White Knight Required or Perhaps a Bronze Knight Will Do?

The market has been waiting for Barrick’s official offer delivered today, and NovaGold’s response due in the next few days or week or so. No doubt many other gold, copper and base metal majors will be studying these documents, putting figures into their spread sheets, and coming to the same conclusions as Barrick, the writer, and many posters on the NovaGold Bulletin Boards.

NovaGold is a steal at this Barrick bid offer of US$14.50/ share. How many other companies will consider bidding? Will a friendly suitor be found? Will Barrick raise its bid to a level to achieve a successful take over, or will NovaGold fight off the bid and remain independent and become a producer as they always intended?

Enterprise Value/Ounce of Total Gold Resource

Valuations

There are many ways to value juniors, including the following. The late Julian Baring, used a simple rule of thumb for valuing metal shares.

"Buy up to 10% of the in situ value of a deposit using current metal prices, hold up to 40% and sell above 40% taking no prisoners!!!!"

ABX’s bid is equivalent to only 2% of the gross value of NovaGold’s metal resources, listed in the tables above.

According to Canaccord, the average trading price of 44 Canadian junior is US$64.00 per in situ ounce. That is roughly 10% of the current US$640 price of gold. (Note the 10% rule). Furthermore, the valuations peaked at US$72.50 when gold hit US$725 in May.

RBC just published a piece using 37 juniors, excluding NovaGold, that could either become the next ABX or be taken over, that are trading at US$95 per ounce.

Barrick should thus on a historical comparison basis be prepared to pay 10% or more of the in situ value of NovaGold's assets

A fair bid at 10% of gross value of all metals in situ would be equal to US$73 per share for NovaGold.
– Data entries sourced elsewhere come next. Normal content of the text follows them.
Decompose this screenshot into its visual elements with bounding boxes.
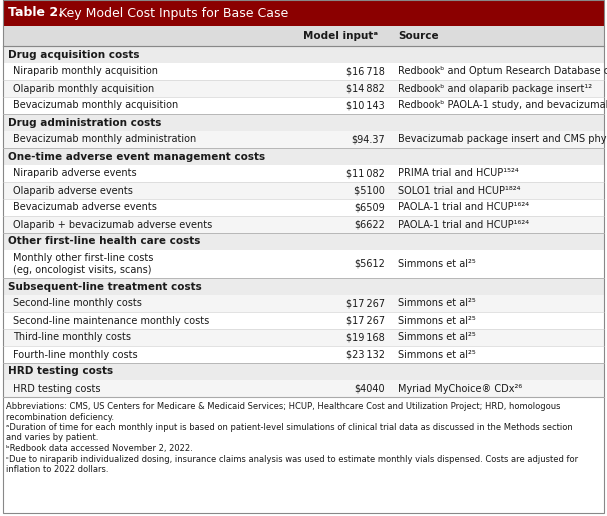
Text: $16 718: $16 718 — [346, 67, 385, 76]
Text: inflation to 2022 dollars.: inflation to 2022 dollars. — [6, 465, 109, 474]
Text: Myriad MyChoice® CDx²⁶: Myriad MyChoice® CDx²⁶ — [398, 383, 522, 394]
Bar — [3, 131, 604, 148]
Text: $14 882: $14 882 — [346, 84, 385, 93]
Bar — [3, 363, 604, 380]
Text: Redbookᵇ and Optum Research Database claimsᶜ: Redbookᵇ and Optum Research Database cla… — [398, 67, 607, 76]
Text: PAOLA-1 trial and HCUP¹⁶²⁴: PAOLA-1 trial and HCUP¹⁶²⁴ — [398, 219, 529, 230]
Text: $6622: $6622 — [354, 219, 385, 230]
Text: $23 132: $23 132 — [346, 349, 385, 360]
Bar — [3, 97, 604, 114]
Text: recombination deficiency.: recombination deficiency. — [6, 412, 114, 422]
Bar — [3, 346, 604, 363]
Bar — [3, 312, 604, 329]
Text: Simmons et al²⁵: Simmons et al²⁵ — [398, 315, 476, 326]
Text: One-time adverse event management costs: One-time adverse event management costs — [8, 152, 265, 162]
Text: Simmons et al²⁵: Simmons et al²⁵ — [398, 332, 476, 343]
Text: Simmons et al²⁵: Simmons et al²⁵ — [398, 298, 476, 309]
Text: ᶜDue to niraparib individualized dosing, insurance claims analysis was used to e: ᶜDue to niraparib individualized dosing,… — [6, 455, 578, 463]
Text: Other first-line health care costs: Other first-line health care costs — [8, 236, 200, 247]
Text: Bevacizumab package insert and CMS physician fee schedule¹¹²³: Bevacizumab package insert and CMS physi… — [398, 135, 607, 144]
Text: Bevacizumab adverse events: Bevacizumab adverse events — [13, 202, 157, 213]
Text: $5612: $5612 — [354, 259, 385, 269]
Bar — [3, 148, 604, 165]
Text: Second-line maintenance monthly costs: Second-line maintenance monthly costs — [13, 315, 209, 326]
Text: Fourth-line monthly costs: Fourth-line monthly costs — [13, 349, 138, 360]
Bar — [3, 165, 604, 182]
Text: Source: Source — [398, 31, 439, 41]
Bar — [3, 199, 604, 216]
Bar — [3, 80, 604, 97]
Text: Niraparib adverse events: Niraparib adverse events — [13, 169, 137, 179]
Text: Niraparib monthly acquisition: Niraparib monthly acquisition — [13, 67, 158, 76]
Text: Bevacizumab monthly acquisition: Bevacizumab monthly acquisition — [13, 101, 178, 110]
Bar — [3, 114, 604, 131]
Text: Second-line monthly costs: Second-line monthly costs — [13, 298, 142, 309]
Text: Simmons et al²⁵: Simmons et al²⁵ — [398, 349, 476, 360]
Bar — [3, 329, 604, 346]
Bar — [3, 0, 604, 26]
Text: $19 168: $19 168 — [346, 332, 385, 343]
Text: ᵇRedbook data accessed November 2, 2022.: ᵇRedbook data accessed November 2, 2022. — [6, 444, 193, 453]
Text: Drug acquisition costs: Drug acquisition costs — [8, 50, 140, 59]
Bar — [3, 182, 604, 199]
Bar — [3, 233, 604, 250]
Text: Redbookᵇ and olaparib package insert¹²: Redbookᵇ and olaparib package insert¹² — [398, 84, 592, 93]
Bar — [3, 63, 604, 80]
Text: HRD testing costs: HRD testing costs — [8, 366, 113, 377]
Text: PAOLA-1 trial and HCUP¹⁶²⁴: PAOLA-1 trial and HCUP¹⁶²⁴ — [398, 202, 529, 213]
Text: $10 143: $10 143 — [346, 101, 385, 110]
Bar — [3, 26, 604, 46]
Text: Simmons et al²⁵: Simmons et al²⁵ — [398, 259, 476, 269]
Text: SOLO1 trial and HCUP¹⁸²⁴: SOLO1 trial and HCUP¹⁸²⁴ — [398, 185, 520, 196]
Text: $5100: $5100 — [351, 185, 385, 196]
Text: (eg, oncologist visits, scans): (eg, oncologist visits, scans) — [13, 265, 152, 275]
Text: $17 267: $17 267 — [346, 298, 385, 309]
Text: Model inputᵃ: Model inputᵃ — [303, 31, 378, 41]
Text: $6509: $6509 — [354, 202, 385, 213]
Text: Drug administration costs: Drug administration costs — [8, 118, 161, 127]
Text: PRIMA trial and HCUP¹⁵²⁴: PRIMA trial and HCUP¹⁵²⁴ — [398, 169, 519, 179]
Text: Table 2.: Table 2. — [8, 7, 63, 20]
Text: $4040: $4040 — [354, 383, 385, 394]
Text: Monthly other first-line costs: Monthly other first-line costs — [13, 253, 154, 263]
Text: HRD testing costs: HRD testing costs — [13, 383, 101, 394]
Text: Key Model Cost Inputs for Base Case: Key Model Cost Inputs for Base Case — [55, 7, 288, 20]
Text: Subsequent-line treatment costs: Subsequent-line treatment costs — [8, 282, 202, 292]
Text: $17 267: $17 267 — [346, 315, 385, 326]
Bar — [3, 380, 604, 397]
Text: Olaparib + bevacizumab adverse events: Olaparib + bevacizumab adverse events — [13, 219, 212, 230]
Text: Olaparib monthly acquisition: Olaparib monthly acquisition — [13, 84, 154, 93]
Text: Abbreviations: CMS, US Centers for Medicare & Medicaid Services; HCUP, Healthcar: Abbreviations: CMS, US Centers for Medic… — [6, 402, 560, 411]
Text: Third-line monthly costs: Third-line monthly costs — [13, 332, 131, 343]
Text: Olaparib adverse events: Olaparib adverse events — [13, 185, 133, 196]
Text: $94.37: $94.37 — [351, 135, 385, 144]
Text: Bevacizumab monthly administration: Bevacizumab monthly administration — [13, 135, 196, 144]
Bar — [3, 250, 604, 278]
Bar — [3, 278, 604, 295]
Bar — [3, 295, 604, 312]
Text: Redbookᵇ PAOLA-1 study, and bevacizumab package insertᵀᶜᵈ: Redbookᵇ PAOLA-1 study, and bevacizumab … — [398, 101, 607, 110]
Bar — [3, 46, 604, 63]
Bar — [3, 216, 604, 233]
Text: ᵃDuration of time for each monthly input is based on patient-level simulations o: ᵃDuration of time for each monthly input… — [6, 423, 573, 432]
Text: and varies by patient.: and varies by patient. — [6, 433, 98, 443]
Text: $11 082: $11 082 — [346, 169, 385, 179]
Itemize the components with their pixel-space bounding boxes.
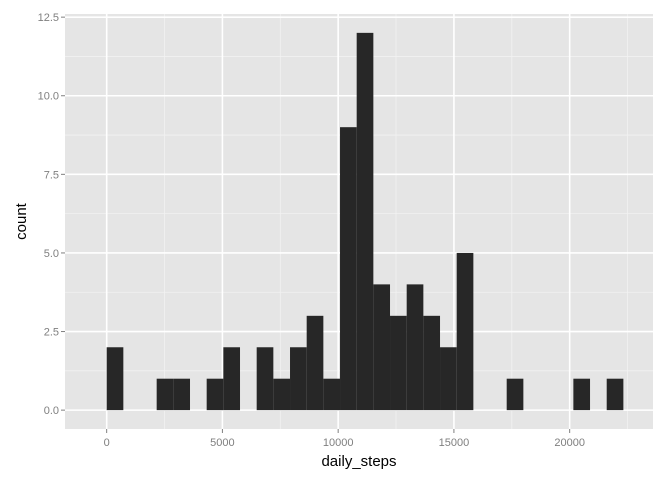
histogram-bar [323, 378, 341, 411]
histogram-bar [206, 378, 224, 411]
histogram-bars [106, 32, 624, 411]
histogram-bar [256, 347, 274, 411]
x-axis-ticks: 0 5000 10000 15000 20000 [104, 429, 585, 449]
y-tick-label: 5.0 [44, 248, 59, 260]
y-tick-label: 0.0 [44, 405, 59, 417]
histogram-bar [223, 347, 241, 411]
histogram-bar [156, 378, 174, 411]
histogram-bar [373, 284, 391, 411]
histogram-bar [573, 378, 591, 411]
histogram-bar [440, 347, 457, 411]
histogram-bar [606, 378, 624, 411]
x-tick-label: 15000 [439, 437, 470, 449]
y-tick-label: 12.5 [38, 12, 59, 24]
y-tick-label: 10.0 [38, 91, 59, 103]
histogram-bar [306, 315, 324, 411]
histogram-bar [406, 284, 424, 411]
x-tick-label: 20000 [554, 437, 585, 449]
histogram-bar [290, 347, 307, 411]
histogram-bar [356, 32, 374, 411]
x-tick-label: 0 [104, 437, 110, 449]
y-axis-title: count [13, 202, 30, 240]
histogram-bar [506, 378, 524, 411]
y-tick-label: 2.5 [44, 327, 59, 339]
y-tick-label: 7.5 [44, 169, 59, 181]
y-axis-ticks: 0.0 2.5 5.0 7.5 10.0 12.5 [38, 12, 65, 417]
x-tick-label: 10000 [323, 437, 354, 449]
x-axis-title: daily_steps [321, 453, 396, 470]
histogram-bar [273, 378, 291, 411]
x-tick-label: 5000 [210, 437, 234, 449]
histogram-bar [340, 127, 357, 411]
histogram-bar [173, 378, 191, 411]
histogram-bar [423, 315, 441, 411]
histogram-bar [456, 252, 474, 411]
histogram-bar [106, 347, 124, 411]
histogram-bar [390, 315, 407, 411]
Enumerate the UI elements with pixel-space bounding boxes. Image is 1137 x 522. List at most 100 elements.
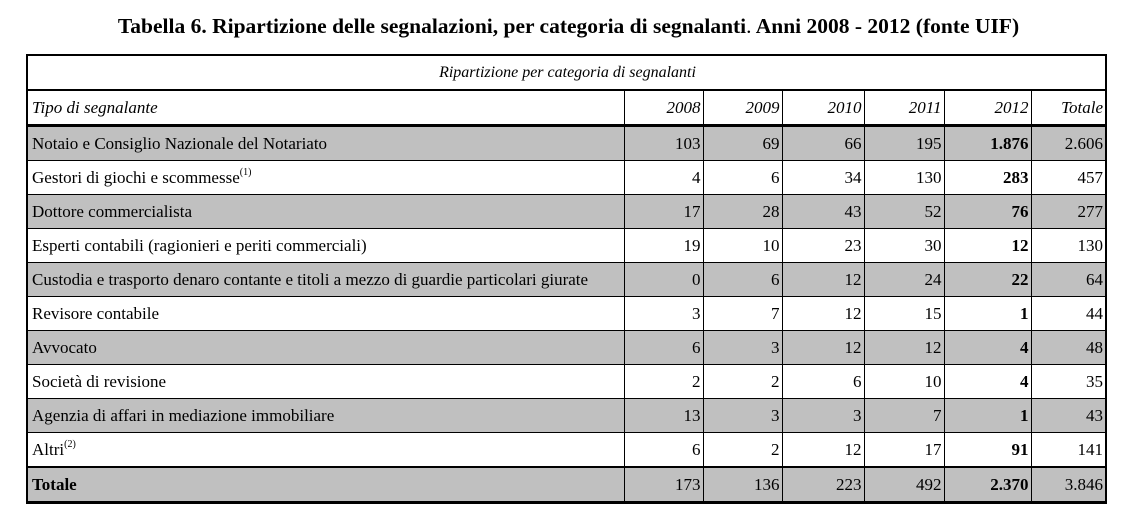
total-value-cell: 173 [623,466,703,501]
value-cell: 43 [1030,398,1106,433]
value-cell: 12 [863,330,944,365]
row-label: Società di revisione [32,371,167,391]
table-row: Esperti contabili (ragionieri e periti c… [28,228,1106,263]
total-value-cell: 223 [781,466,864,501]
value-cell: 6 [781,364,864,399]
footnote-marker: (2) [64,439,76,450]
row-label-cell: Agenzia di affari in mediazione immobili… [28,398,624,433]
table-body: Notaio e Consiglio Nazionale del Notaria… [28,125,1106,501]
row-label-cell: Custodia e trasporto denaro contante e t… [28,262,624,297]
value-cell: 10 [863,364,944,399]
value-cell: 141 [1030,432,1106,468]
table-row: Avvocato 6 3 12 12 4 48 [28,330,1106,365]
data-table: Ripartizione per categoria di segnalanti… [28,56,1106,501]
row-label-cell: Revisore contabile [28,296,624,331]
row-label: Notaio e Consiglio Nazionale del Notaria… [32,133,328,153]
row-label: Custodia e trasporto denaro contante e t… [32,269,589,289]
table-row: Altri(2) 6 2 12 17 91 141 [28,432,1106,468]
value-cell: 2 [702,364,782,399]
value-cell: 195 [863,125,944,161]
value-cell: 44 [1030,296,1106,331]
row-label: Altri [32,440,65,459]
value-cell: 283 [943,160,1031,195]
total-row: Totale 173 136 223 492 2.370 3.846 [28,466,1106,501]
data-table-frame: Ripartizione per categoria di segnalanti… [26,54,1107,504]
table-title: Tabella 6. Ripartizione delle segnalazio… [0,14,1137,39]
value-cell: 3 [702,330,782,365]
row-label-cell: Esperti contabili (ragionieri e periti c… [28,228,624,263]
value-cell: 66 [781,125,864,161]
value-cell: 48 [1030,330,1106,365]
value-cell: 76 [943,194,1031,229]
table-header-row: Tipo di segnalante 2008 2009 2010 2011 2… [28,90,1106,127]
value-cell: 52 [863,194,944,229]
table-banner: Ripartizione per categoria di segnalanti [28,56,1106,91]
total-value-cell: 2.370 [943,466,1031,501]
value-cell: 64 [1030,262,1106,297]
value-cell: 24 [863,262,944,297]
row-label-cell: Società di revisione [28,364,624,399]
value-cell: 69 [702,125,782,161]
table-row: Dottore commercialista 17 28 43 52 76 277 [28,194,1106,229]
value-cell: 3 [781,398,864,433]
value-cell: 6 [702,262,782,297]
value-cell: 10 [702,228,782,263]
value-cell: 91 [943,432,1031,468]
column-header-2008: 2008 [623,90,703,127]
value-cell: 12 [781,432,864,468]
value-cell: 12 [943,228,1031,263]
value-cell: 1 [943,296,1031,331]
value-cell: 6 [623,432,703,468]
value-cell: 28 [702,194,782,229]
column-header-2012: 2012 [943,90,1031,127]
value-cell: 34 [781,160,864,195]
value-cell: 1.876 [943,125,1031,161]
row-label: Dottore commercialista [32,201,193,221]
table-row: Agenzia di affari in mediazione immobili… [28,398,1106,433]
value-cell: 12 [781,296,864,331]
value-cell: 2 [623,364,703,399]
value-cell: 103 [623,125,703,161]
row-label-cell: Gestori di giochi e scommesse(1) [28,160,624,195]
value-cell: 4 [943,330,1031,365]
row-label: Agenzia di affari in mediazione immobili… [32,405,335,425]
value-cell: 7 [702,296,782,331]
value-cell: 30 [863,228,944,263]
value-cell: 35 [1030,364,1106,399]
row-label: Avvocato [32,337,97,357]
total-value-cell: 136 [702,466,782,501]
table-row: Gestori di giochi e scommesse(1) 4 6 34 130 2… [28,160,1106,195]
value-cell: 2.606 [1030,125,1106,161]
value-cell: 457 [1030,160,1106,195]
title-main: Tabella 6. Ripartizione delle segnalazio… [117,14,747,38]
value-cell: 3 [702,398,782,433]
row-label-cell: Avvocato [28,330,624,365]
table-row: Custodia e trasporto denaro contante e t… [28,262,1106,297]
value-cell: 23 [781,228,864,263]
row-label-cell: Altri(2) [28,432,624,468]
title-years: Anni 2008 - 2012 (fonte UIF) [751,14,1020,38]
table-row: Revisore contabile 3 7 12 15 1 44 [28,296,1106,331]
value-cell: 1 [943,398,1031,433]
value-cell: 3 [623,296,703,331]
value-cell: 277 [1030,194,1106,229]
value-cell: 13 [623,398,703,433]
table-banner-row: Ripartizione per categoria di segnalanti [28,56,1106,91]
value-cell: 130 [863,160,944,195]
total-value-cell: 492 [863,466,944,501]
column-header-2011: 2011 [863,90,944,127]
value-cell: 12 [781,330,864,365]
value-cell: 2 [702,432,782,468]
value-cell: 12 [781,262,864,297]
value-cell: 130 [1030,228,1106,263]
footnote-marker: (1) [239,167,252,178]
value-cell: 17 [863,432,944,468]
table-row: Notaio e Consiglio Nazionale del Notaria… [28,125,1106,161]
value-cell: 22 [943,262,1031,297]
value-cell: 4 [943,364,1031,399]
column-header-2010: 2010 [781,90,864,127]
value-cell: 6 [702,160,782,195]
row-label-cell: Dottore commercialista [28,194,624,229]
value-cell: 19 [623,228,703,263]
row-label: Revisore contabile [32,303,159,323]
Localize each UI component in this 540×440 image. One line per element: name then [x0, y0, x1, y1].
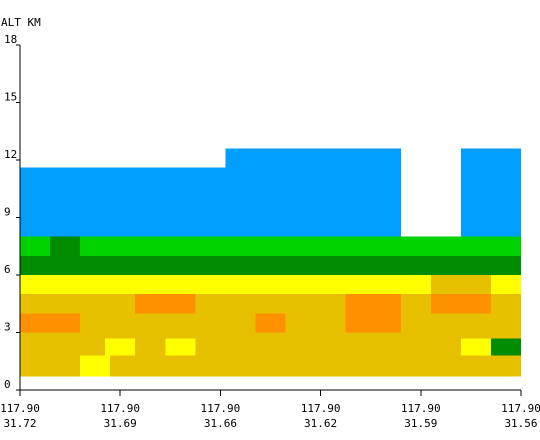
y-tick-label: 3: [4, 321, 11, 334]
x-tick-latitude: 31.69: [104, 417, 137, 430]
cell-dark_green: [50, 236, 81, 256]
y-axis-ticks: 0 3 6 9 12 15 18: [4, 33, 20, 391]
x-tick-latitude: 31.56: [504, 417, 537, 430]
cell-orange: [20, 313, 81, 333]
cell-orange: [345, 313, 401, 333]
y-tick-label: 15: [4, 91, 17, 104]
y-tick-label: 6: [4, 263, 11, 276]
cell-yellow: [80, 355, 111, 377]
cell-orange: [430, 294, 491, 314]
x-tick-longitude: 117.90: [100, 402, 140, 415]
x-tick-longitude: 117.90: [0, 402, 40, 415]
cell-green: [20, 236, 521, 256]
cell-yellow: [460, 338, 491, 356]
x-tick-longitude: 117.90: [301, 402, 341, 415]
x-tick-latitude: 31.62: [304, 417, 337, 430]
cell-gold: [430, 275, 491, 295]
cell-yellow: [165, 338, 196, 356]
cell-orange: [255, 313, 286, 333]
cell-sky_blue: [225, 148, 401, 237]
y-tick-label: 12: [4, 148, 17, 161]
x-tick-latitude: 31.72: [3, 417, 36, 430]
y-tick-label: 9: [4, 206, 11, 219]
x-tick-longitude: 117.90: [201, 402, 241, 415]
x-tick-longitude: 117.90: [501, 402, 540, 415]
cell-yellow: [105, 338, 136, 356]
x-tick-latitude: 31.59: [404, 417, 437, 430]
cell-dark_green: [490, 338, 521, 356]
data-cells: [20, 148, 521, 377]
cell-orange: [135, 294, 196, 314]
cell-orange: [345, 294, 401, 314]
cell-sky_blue: [20, 167, 226, 237]
y-axis-title: ALT KM: [1, 16, 41, 29]
y-tick-label: 18: [4, 33, 17, 46]
x-tick-longitude: 117.90: [401, 402, 441, 415]
x-tick-latitude: 31.66: [204, 417, 237, 430]
y-tick-label: 0: [4, 378, 11, 391]
x-axis-ticks: 117.90 31.72 117.90 31.69 117.90 31.66 117.90 3…: [0, 390, 540, 430]
cell-dark_green: [20, 255, 521, 275]
cell-sky_blue: [460, 148, 521, 237]
cell-yellow: [20, 275, 521, 295]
Perhaps companies such as PD, Teck, Newmont, RTZ, Xstrata, BHP, Anglo, Goldcorp, Goldfields and others may be tempted to step in and make a counter bid, when they realise the discrepancy between NovaGold’s value and the low ball offer made by Barrick?

NovaGold needs urgently to update their calculations using actual metal prices and not historical conservative figures of $400 /oz for gold and $1.00/lb for copper, which they have used in some of their published filings over the last few years.

At todays values of $646/oz for gold and $3.63/lb for copper (September futures at the bid close), one can easily imagine a cash flow from Galore Creek of US$1.5 billion on production startup in ca 2012.

This cash flow is greater than ABX’s total bid value, and ignores the value of Donlin and all the other assets, and fails to put a suitable multiple to cash flow in order to calculate value.

NovaGold also included this table in their SEC filing already mentioned above.

Precedent Transaction Analysis

Summary

At this early stage no one knows the anwser, but whatever scenario unfolds, the market is already saying that NovaGold is worth more than the "opportunistic" hostile bid by Barrick.

If Barrick’s bid for 50.1% of NovaGold were to be successful, it would mean that they gain control over $76 billion worth of metal in situ for an outlay nett of NovaGold’s cash and securities assets of approximately $435 million, (or 0.6% outlay of the gross value). This would be a fantastic achievement for Barrick and could well be described as the deal of the century or even millenium! Of course consolidating the remainder of the company would cost more but the job would have been done at the target level.

Using the 10% of metals in situ method of valuation above we arrive at a fair value of $73 versus $14.50 bid by Barrick. Perhaps the market will accept a figure somewhere between the two, so we now await to see if Barrick raises their bid or if someone else comes to the party and joins the bidding with a higher offer, or if NovaGold can fight off the bid and remain independent.

The latter is the preferred outcome for many NovaGold shareholders, because of the share price potential of NovaGold over the next few years, but the sharks have smelt the blood in the water, and are circling the unfortunate victim, and it would indeed take a brilliant effort on the part of management to survive as an independent company.

Disclosure: The author has been a shareholder of NG for several years.